Travaillez-vous dans un coin de votre habitation ou dans une pièce dédiée ?
D’une certaine façon je trimballe tous mes projets dans ma tête, plus ou moins partout où je vais. Si un déclic vient, je le note mentalement ou par écrit. Mais l’essentiel se structure et se rédige dans mon bureau.
Pouvez-vous décrire ce bureau ?
C’est une petite pièce de 7 m2, silencieuse et plutôt bien éclairée. Moquette au sol, avec des espaces de rangement consacrés à l’écriture et au coaching. Quatre meubles étagères, peints en blanc. Voilà pour le cadre.
Avez-vous choisi un espace neutre ou êtes-vous contraire entouré d’objets et souvenirs ?
J’ai besoin que l’espace de travail soit clair et ramené à l’essentiel. Mais côté coeur, une boite à encens, exclusivement tibétain, un immense poster des Stones période 64, ma guitare une PRS noire que je taquine trop rarement, baffles et ampli, et puis des objets liés à ceux que j’aime : photos, sculpture de ma chérie, un énorme cristal de sel ramené par mon fils, un gros coeur rouge, et tout un fatras d’autres objets qui me sont chers.

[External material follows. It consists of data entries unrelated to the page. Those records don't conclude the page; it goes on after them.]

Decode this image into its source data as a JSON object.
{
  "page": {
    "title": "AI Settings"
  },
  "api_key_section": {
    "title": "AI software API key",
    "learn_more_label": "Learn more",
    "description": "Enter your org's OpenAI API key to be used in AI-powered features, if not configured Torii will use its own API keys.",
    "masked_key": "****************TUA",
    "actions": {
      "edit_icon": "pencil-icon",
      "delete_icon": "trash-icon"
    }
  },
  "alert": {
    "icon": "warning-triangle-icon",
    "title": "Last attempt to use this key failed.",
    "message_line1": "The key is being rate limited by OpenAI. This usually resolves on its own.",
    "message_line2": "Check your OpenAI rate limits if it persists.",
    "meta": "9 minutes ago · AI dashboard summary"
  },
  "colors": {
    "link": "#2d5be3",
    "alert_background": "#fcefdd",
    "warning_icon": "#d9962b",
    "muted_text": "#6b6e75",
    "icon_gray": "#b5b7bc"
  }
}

Pour résumer, c’est un camp de base plutôt rigoureux baigné d’une pincée de poudre magique, d’amour et de voyages.
Etes-vous capable de travailler hors de cette « tanière » ?
Au sens de penser, le mind doodling des anglais, oui partout. Partout et souvent en conduisant ou en marchant, des détails ou de nouvelles logiques peuvent apparaître. Mais ce n’est jamais le « dur » de l’histoire. Cette partie là ne se fait pour moi que difficilement, et dans la solitude absolue du bureau, ou du moins d’un lieu plus feutré, plus apte à la concentration.
Travaillez-vous parfois dans des lieux publics ?
Non jamais, j’y suis trop occupé à regarder les gens, capter des détails, des humeurs, sentir les atmosphères. Dehors je suis un voyeur gourmand.
Etes-vous satisfait de votre bureau et/ou l’organisation de vos journées de travail. Si la réponse est non, qu’aimeriez-vous pouvoir changer?
Par moments il m’arrive de rêver de murs immenses pour y accrocher des séquenciers et tout visualiser d’un regard. Parfois je rêve de ces maisons en bord d’océan où il suffit de faire un pas hors du bureau pour marcher dans le sable et s’enivrer des vagues et de cris d’oiseaux. Mais dans l’ensemble je suis satisfait de ce que j’ai, ce sont déjà de très bonnes conditions.
Préférez-vous travailler seul ou avec un co-auteur ?
Les deux me conviennent. L’écriture d’un scénario abouti demande plusieurs cerveaux et donc le travail collaboratif a ma préférence. J’aimerais travailler un jour dans une équipe à la Pixar, un groupe d’auteurs un peu allumés et exigeants, engagés dans un processus créatif adossé à des producteurs, des réalisateurs, une large distribution. J’ai tendance à rêver grand…Un tel groupe pourrait faire des merveilles. Nous avons en France beaucoup de talents et une des plus riches traditions dramaturgiques du monde. Alors pourquoi pas ? Et puis le choix de la qualité me paraît toujours gagnant sur le long terme.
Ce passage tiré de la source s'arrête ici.